Local Area Network (LAN)

Introduction

LAN (Local Area Network) is a computer network which provides the connectivity between hosts (i.e. computers) located within a limited area, e.g. home, office, school, university campus etc. The LAN can be connected to the WAN (Wide Area Network), which covers a larger geographic area (e.g. a city or a country), via the edge router. The two most common transmission techniques used in the local networks are: Ethernet and WiFi.

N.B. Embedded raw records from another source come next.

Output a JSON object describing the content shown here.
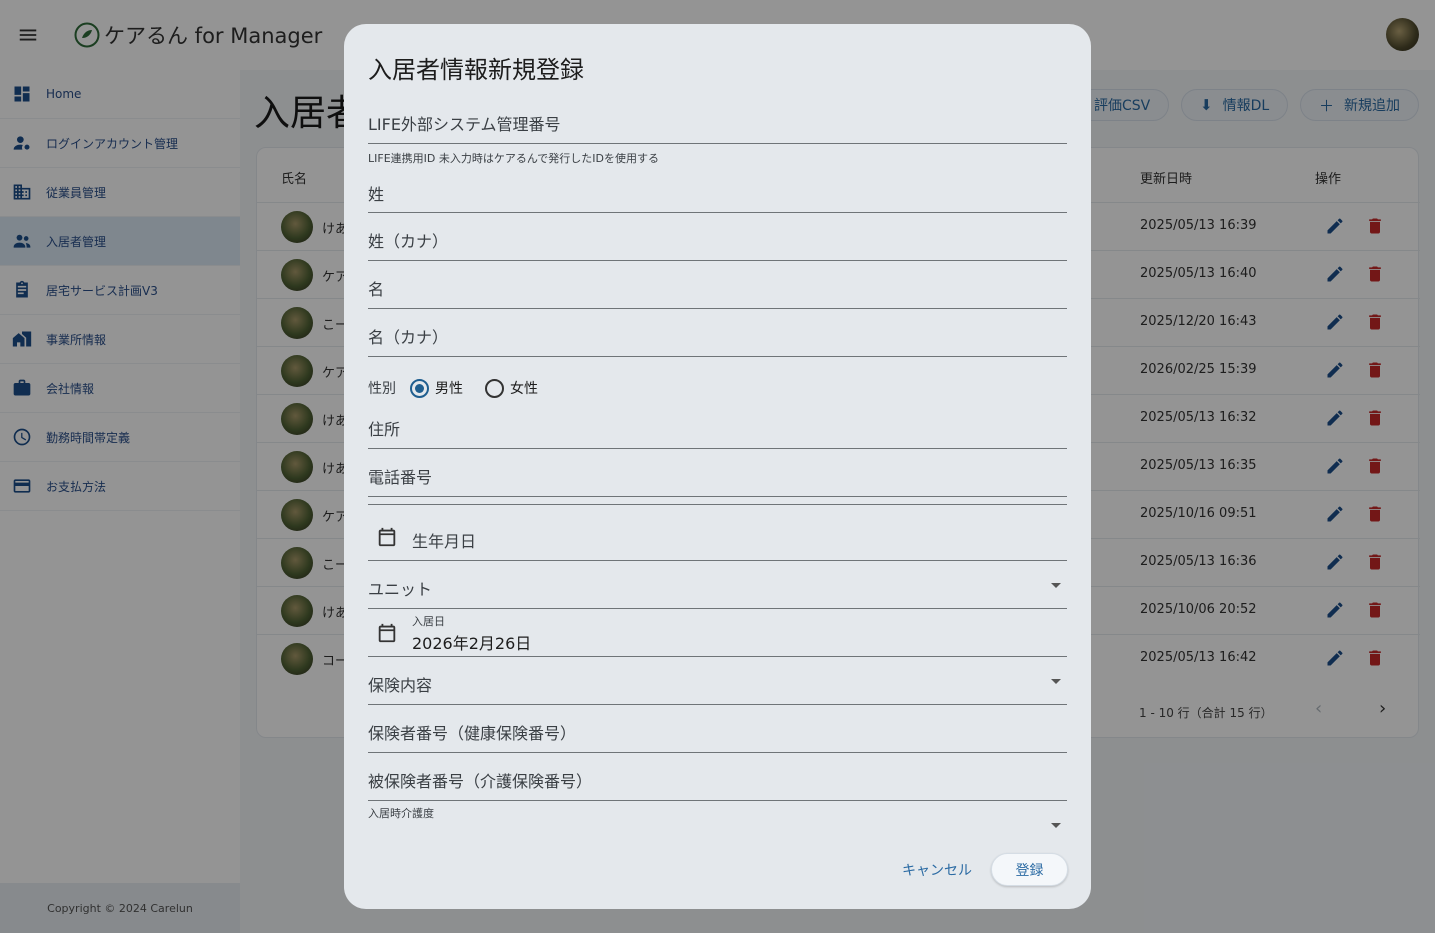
{
  "app": {
    "title": "ケアるん for Manager",
    "copyright": "Copyright © 2024 Carelun"
  },
  "sidebar": {
    "items": [
      {
        "label": "Home",
        "icon": "dashboard-icon"
      },
      {
        "label": "ログインアカウント管理",
        "icon": "manage-accounts-icon"
      },
      {
        "label": "従業員管理",
        "icon": "business-icon"
      },
      {
        "label": "入居者管理",
        "icon": "people-icon",
        "active": true
      },
      {
        "label": "居宅サービス計画V3",
        "icon": "assignment-icon"
      },
      {
        "label": "事業所情報",
        "icon": "home-work-icon"
      },
      {
        "label": "会社情報",
        "icon": "work-icon"
      },
      {
        "label": "勤務時間帯定義",
        "icon": "clock-icon"
      },
      {
        "label": "お支払方法",
        "icon": "credit-card-icon"
      }
    ]
  },
  "main": {
    "title": "入居者",
    "buttons": {
      "csv": "評価CSV",
      "download": "情報DL",
      "add": "新規追加"
    },
    "table": {
      "headers": {
        "name": "氏名",
        "updated": "更新日時",
        "actions": "操作"
      },
      "rows": [
        {
          "name": "けあ",
          "updated": "2025/05/13 16:39"
        },
        {
          "name": "ケア",
          "updated": "2025/05/13 16:40"
        },
        {
          "name": "こー",
          "updated": "2025/12/20 16:43"
        },
        {
          "name": "ケア",
          "updated": "2026/02/25 15:39"
        },
        {
          "name": "けあ",
          "updated": "2025/05/13 16:32"
        },
        {
          "name": "けあ",
          "updated": "2025/05/13 16:35"
        },
        {
          "name": "ケア",
          "updated": "2025/10/16 09:51"
        },
        {
          "name": "こー",
          "updated": "2025/05/13 16:36"
        },
        {
          "name": "けあ",
          "updated": "2025/10/06 20:52"
        },
        {
          "name": "コー",
          "updated": "2025/05/13 16:42"
        }
      ],
      "pagination": "1 - 10 行（合計 15 行）"
    }
  },
  "dialog": {
    "title": "入居者情報新規登録",
    "fields": {
      "life_id": {
        "label": "LIFE外部システム管理番号",
        "helper": "LIFE連携用ID 未入力時はケアるんで発行したIDを使用する"
      },
      "last_name": {
        "label": "姓"
      },
      "last_name_kana": {
        "label": "姓（カナ）"
      },
      "first_name": {
        "label": "名"
      },
      "first_name_kana": {
        "label": "名（カナ）"
      },
      "gender": {
        "label": "性別",
        "options": [
          "男性",
          "女性"
        ],
        "selected": "男性"
      },
      "address": {
        "label": "住所"
      },
      "phone": {
        "label": "電話番号"
      },
      "birthday": {
        "label": "生年月日"
      },
      "unit": {
        "label": "ユニット"
      },
      "move_in_date": {
        "label": "入居日",
        "value": "2026年2月26日"
      },
      "insurance": {
        "label": "保険内容"
      },
      "insurer_number": {
        "label": "保険者番号（健康保険番号）"
      },
      "insured_number": {
        "label": "被保険者番号（介護保険番号）"
      },
      "care_level": {
        "label": "入居時介護度"
      }
    },
    "buttons": {
      "cancel": "キャンセル",
      "submit": "登録"
    }
  },
  "colors": {
    "accent": "#1f5e8f",
    "delete": "#c62828",
    "edit": "#1d4f8a"
  }
}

The most popular scenario is the home network consisting of several hosts connected to the Internet provider network via the home router with access point functionality. It means, that two transmission methods (Ethernet and WiFi) are used in the same network. Thanks to this approach, all computers can exchange data with each other and have the Internet access through the same link. However, these computers are not reachable from an external network (i.e. the Internet).

Network elements

Each local area network consists of: hosts, switches, a router and optionally a wireless access point. Nowadays, the three last elements are combined in one device called a WiFi router. Of course, we can use several wireless access points as WiFi range extenders in order to provide better coverage and performance. Hosts are computers, network printers, mobile phones, smart TVs, gaming consoles, network storages etc. All communication between two hosts is carried out without a router participation. The router forward all packets from LAN hosts to external networks, e.g. the Internet.

IP address

Each host in the network is identified by its IP address. This is a set of 4 numbers separated by a comma, e.g. 192.168.2.10. However, these numbers have to be from defined range. In case of LAN, private IP addresses from 3 classes are used:

·  class A: 10.0.0.0 – 10.255.255.255 (16 777 216 addresses),

·  class B: 172.16.0 – 172.13.255.255 (1 048 576 addresses),

·  class C: 192.168.0.0 – 192.168.255.255 (65 536 addresses).

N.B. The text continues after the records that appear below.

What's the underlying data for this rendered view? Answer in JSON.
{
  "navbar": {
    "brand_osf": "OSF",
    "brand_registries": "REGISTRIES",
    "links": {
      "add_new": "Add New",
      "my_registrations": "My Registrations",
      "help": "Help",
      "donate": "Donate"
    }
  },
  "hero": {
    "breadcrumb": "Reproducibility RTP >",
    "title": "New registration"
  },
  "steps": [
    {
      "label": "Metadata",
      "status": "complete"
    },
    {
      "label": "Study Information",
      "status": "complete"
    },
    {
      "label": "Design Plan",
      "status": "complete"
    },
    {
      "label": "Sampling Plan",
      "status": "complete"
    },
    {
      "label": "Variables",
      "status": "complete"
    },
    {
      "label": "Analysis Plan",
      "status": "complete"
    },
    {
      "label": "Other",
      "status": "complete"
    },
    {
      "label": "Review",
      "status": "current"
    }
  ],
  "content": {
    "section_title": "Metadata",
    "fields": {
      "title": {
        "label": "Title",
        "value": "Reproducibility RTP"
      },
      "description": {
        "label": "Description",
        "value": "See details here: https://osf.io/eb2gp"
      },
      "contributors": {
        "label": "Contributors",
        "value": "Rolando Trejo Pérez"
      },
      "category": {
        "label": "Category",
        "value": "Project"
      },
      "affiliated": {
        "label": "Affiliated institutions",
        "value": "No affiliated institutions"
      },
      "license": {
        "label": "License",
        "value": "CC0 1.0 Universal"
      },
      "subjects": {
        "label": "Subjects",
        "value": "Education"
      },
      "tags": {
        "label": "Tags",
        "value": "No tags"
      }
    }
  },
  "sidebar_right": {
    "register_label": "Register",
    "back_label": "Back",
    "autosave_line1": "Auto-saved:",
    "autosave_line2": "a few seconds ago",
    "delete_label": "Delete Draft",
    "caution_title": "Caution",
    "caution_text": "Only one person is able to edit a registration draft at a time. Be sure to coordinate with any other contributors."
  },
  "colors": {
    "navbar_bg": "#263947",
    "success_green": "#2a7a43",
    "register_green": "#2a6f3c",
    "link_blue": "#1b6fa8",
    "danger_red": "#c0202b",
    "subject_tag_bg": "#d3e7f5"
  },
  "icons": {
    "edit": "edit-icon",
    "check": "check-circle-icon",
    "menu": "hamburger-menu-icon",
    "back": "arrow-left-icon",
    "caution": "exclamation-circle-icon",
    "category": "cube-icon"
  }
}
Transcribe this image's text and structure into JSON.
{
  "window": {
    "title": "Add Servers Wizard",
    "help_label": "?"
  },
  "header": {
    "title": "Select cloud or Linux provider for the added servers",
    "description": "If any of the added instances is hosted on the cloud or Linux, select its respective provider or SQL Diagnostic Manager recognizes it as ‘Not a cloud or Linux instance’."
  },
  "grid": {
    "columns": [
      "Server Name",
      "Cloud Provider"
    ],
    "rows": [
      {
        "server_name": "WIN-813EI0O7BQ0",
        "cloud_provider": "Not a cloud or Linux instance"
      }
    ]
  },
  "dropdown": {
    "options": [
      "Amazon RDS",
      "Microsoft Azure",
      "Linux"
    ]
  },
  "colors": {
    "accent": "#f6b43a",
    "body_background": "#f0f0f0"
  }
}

However, there is no need to set IP address on each host in the network manually. This is done automatically by DHCP (Dynamic Host Configuration Protocol) feature which is supported by all home routers. When a host connects to the network, then it sends DHCP discovery message at 255.255.255.255 broadcast address. The DHCP server will send to the host:

·  assigned host IP address,

·  gateway (i.e. the router) IP address,

·  subnet mask,

·  DNS (Domain Name Server) addresses.

NAT - Network Address Translation

Private IP addresses used in local area networks are not unique worldwide. It means that the same IP addresses can be used in several local networks. However, in order to provide the communication between the host and the server, the router has to translate the host IP address and used port number to the external router IP address and another port. The router simply modifies Source IP address and Source Port in IP datagram packet header. The server responses to the external router IP address and the router forward these packets to the host. These forwarding process is based on the dynamic translation table.

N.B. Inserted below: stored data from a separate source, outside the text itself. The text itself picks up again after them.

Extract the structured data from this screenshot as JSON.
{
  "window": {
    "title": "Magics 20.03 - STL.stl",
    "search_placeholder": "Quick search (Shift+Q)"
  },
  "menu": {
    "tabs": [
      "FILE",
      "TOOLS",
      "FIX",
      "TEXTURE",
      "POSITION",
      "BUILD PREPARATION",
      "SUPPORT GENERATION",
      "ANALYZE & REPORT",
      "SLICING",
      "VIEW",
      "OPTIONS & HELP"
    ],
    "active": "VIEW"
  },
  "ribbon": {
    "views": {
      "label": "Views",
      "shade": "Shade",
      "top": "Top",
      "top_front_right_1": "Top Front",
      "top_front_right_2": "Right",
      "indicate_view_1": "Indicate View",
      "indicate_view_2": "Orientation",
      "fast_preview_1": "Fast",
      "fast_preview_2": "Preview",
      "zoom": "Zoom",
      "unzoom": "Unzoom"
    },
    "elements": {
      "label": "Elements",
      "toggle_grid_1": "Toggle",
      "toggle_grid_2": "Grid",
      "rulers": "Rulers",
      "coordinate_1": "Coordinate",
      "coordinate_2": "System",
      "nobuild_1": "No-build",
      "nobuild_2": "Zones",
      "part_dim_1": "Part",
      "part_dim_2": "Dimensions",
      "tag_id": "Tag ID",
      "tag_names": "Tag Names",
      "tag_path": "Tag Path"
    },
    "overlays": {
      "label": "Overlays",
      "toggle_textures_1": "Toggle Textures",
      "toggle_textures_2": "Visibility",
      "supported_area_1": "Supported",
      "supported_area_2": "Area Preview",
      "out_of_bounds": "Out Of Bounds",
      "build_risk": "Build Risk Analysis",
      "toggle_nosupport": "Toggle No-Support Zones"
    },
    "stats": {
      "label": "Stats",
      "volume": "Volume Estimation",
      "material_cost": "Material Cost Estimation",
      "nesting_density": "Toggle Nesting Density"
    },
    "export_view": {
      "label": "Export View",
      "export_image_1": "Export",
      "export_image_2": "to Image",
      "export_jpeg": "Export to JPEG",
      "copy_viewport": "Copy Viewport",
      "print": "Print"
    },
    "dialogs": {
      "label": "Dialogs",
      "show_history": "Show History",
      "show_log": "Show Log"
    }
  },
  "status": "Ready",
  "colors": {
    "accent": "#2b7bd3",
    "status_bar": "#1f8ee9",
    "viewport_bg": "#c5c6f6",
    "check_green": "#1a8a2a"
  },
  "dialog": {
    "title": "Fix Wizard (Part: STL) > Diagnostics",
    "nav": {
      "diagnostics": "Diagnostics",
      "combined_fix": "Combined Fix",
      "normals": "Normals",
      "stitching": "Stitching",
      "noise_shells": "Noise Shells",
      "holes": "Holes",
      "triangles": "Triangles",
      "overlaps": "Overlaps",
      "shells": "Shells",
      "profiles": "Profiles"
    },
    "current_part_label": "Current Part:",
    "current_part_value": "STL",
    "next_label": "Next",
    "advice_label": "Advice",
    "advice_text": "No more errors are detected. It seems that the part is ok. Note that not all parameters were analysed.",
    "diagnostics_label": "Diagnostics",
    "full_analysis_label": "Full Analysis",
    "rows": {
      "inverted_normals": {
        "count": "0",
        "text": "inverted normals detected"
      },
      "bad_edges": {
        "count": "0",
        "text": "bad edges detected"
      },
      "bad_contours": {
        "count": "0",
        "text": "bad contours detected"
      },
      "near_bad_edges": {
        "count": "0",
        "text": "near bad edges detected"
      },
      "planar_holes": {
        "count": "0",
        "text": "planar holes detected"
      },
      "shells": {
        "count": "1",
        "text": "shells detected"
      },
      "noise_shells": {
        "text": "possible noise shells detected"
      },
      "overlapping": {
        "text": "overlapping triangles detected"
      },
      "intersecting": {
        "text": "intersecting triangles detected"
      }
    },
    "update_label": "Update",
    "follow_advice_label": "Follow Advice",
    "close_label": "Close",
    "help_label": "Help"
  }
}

The communication between two hosts located in different local networks is also possible. However, it requires manual configuration of port forwarding feature on both routers. This can be also be done by UPnP (Universal Plug and Play) protocol which is currently supported by most of peer-to-peer clients and home routers. Thanks to this protocol, the port forwarding tables are generated dynamically and applications use the external IP addresses in order to communicate with hosts from other networks.

Link aggregation

In the past, link aggregation solutions were reserved for corporate networks and business applications. These functionalities were mainly used for servers and inter-routers connections. Nowadays, the most advanced home and small office routers also support link aggregation features. This technology can provide for an example 2 Gbps virtual interface using two normal 1 Gbps Ethernet physical interfaces. This feature is applied for an example in high performance NAS (Network Attached Storage) devices.

The link aggregation feature does not allow to exceed the speed limitation for a single data transmission stream. This functionality is supposed to work with several data transmission sessions at the same time. The LACP (Link Aggregation Control Protocol) autonomously load balances the usage of both links. Therefore, the total throughput exceeds the 1 Gbps limit. In order to take the advantage of this functionality both the router and the device (e.g. NAS) have to support the same link aggregation protocol (e.g. 802.3ad).